The idea is to create an environment that functions as a stochastic non-stationary contextual bandit (similar to the one used in the `sspe.NonStationaryStochasticBandit` environment from Tensorflow). In a non-stationary environment, the reward distributions are perceived as random distributions that depend on the observation received from the environment $r_t \sim f(a_t, \mathcal{O})$.

In [39]:
import gym
import numpy as np
from gym import spaces, utils, error
from gym.utils import seeding
from sympy import symbols

gym.__version__

'0.21.0'

The general idea for this environment is as follows: the agent is presented with a context (the hole that is going to be drilled) and then chooses a single action* in the form of a fixture location.

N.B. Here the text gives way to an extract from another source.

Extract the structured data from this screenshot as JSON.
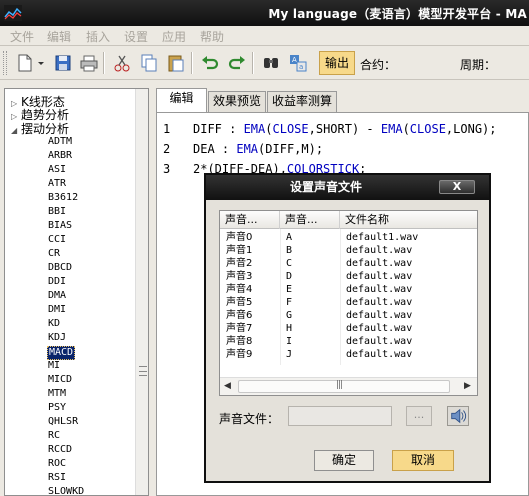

The algorithm would then return a value for the deformation in two directions which is then fed into a normal distribution that returns the reward. 

In [40]:
class ContextBandit(gym.Env):
    
    def __init__(self, contexts, actions):
        
        low = np.array([
            0,0,0,0
        ]).astype(np.float32)
        
        high = np.array([
            10, 10, 10, 100
        ]).astype(np.float32)
        
        self.viewer = None
        self.num_contexts = len(contexts)
        self.num_actions = len(actions)
        
        self.action_space = spaces.Discrete(self.num_actions)
        self.observation_space = spaces.Box(low, high)
        
        self._seed()
        self._reset()
        self.xvec, self.zvec = symbols('x z')
        self.a = 1
        self.b = 1
        self.c = 0
        
    def _reset(self):
        self.state = np.random.randint(self.num_contexts)
        return np.array(self.state)
    
    def _seed(self, seed=None):
        self.np_random, seed = seeding.np_random(seed)
        return [seed]
    
    def _render(self, mode='human', close=False):
        pass
    
    def step(self, action):
        
        assert self.action_space.contains(action)
        
        reward = 0
        done = True
        observation = self._get_observation(action, self.state)
        
        reward = self._get_reward(observation)
        
        if self.state == 0:
            self.state = 1
        else:
            self.state = 0
            
        return np.array(self.state), reward, done, {}
    
    def _get_observation(self, action, context):
        """
        Observation formulation: 
         - x_def
         - y_def
         - z_def
         - von mises
        """
        return np.random.randint(low=0, high=10, size=4)
    
    def _get_reward(self, observation):
        
        x = observation[0]
        z = observation[2]
        
        R = (1/(1 + ((self.xvec-self.c)/self.a)**(2*self.b)) + 1/(1 + ((self.zvec-self.c)/self.a)**(2*self.b)))/2
        return R.subs(self.xvec, x).subs(self.zvec, z)
    
context = np.random.randint(low=0, high=16, size=15)
action = np.asarray([1, 2, 3, 4, 5])
env = ContextBandit(context, action)
env.step(2)

(array(0), 43/884, True, {})

In [42]:
x = symbols('x')
y = symbols('y')
a = 1
b = 1
c = 0
R = (1/(1 + ((x-c)/a)**(2*b)) + 1/(1 + ((y-c)/a)**(2*b)))/2
R.subs(x, 0.01).subs(y, 5)

0.519180774230269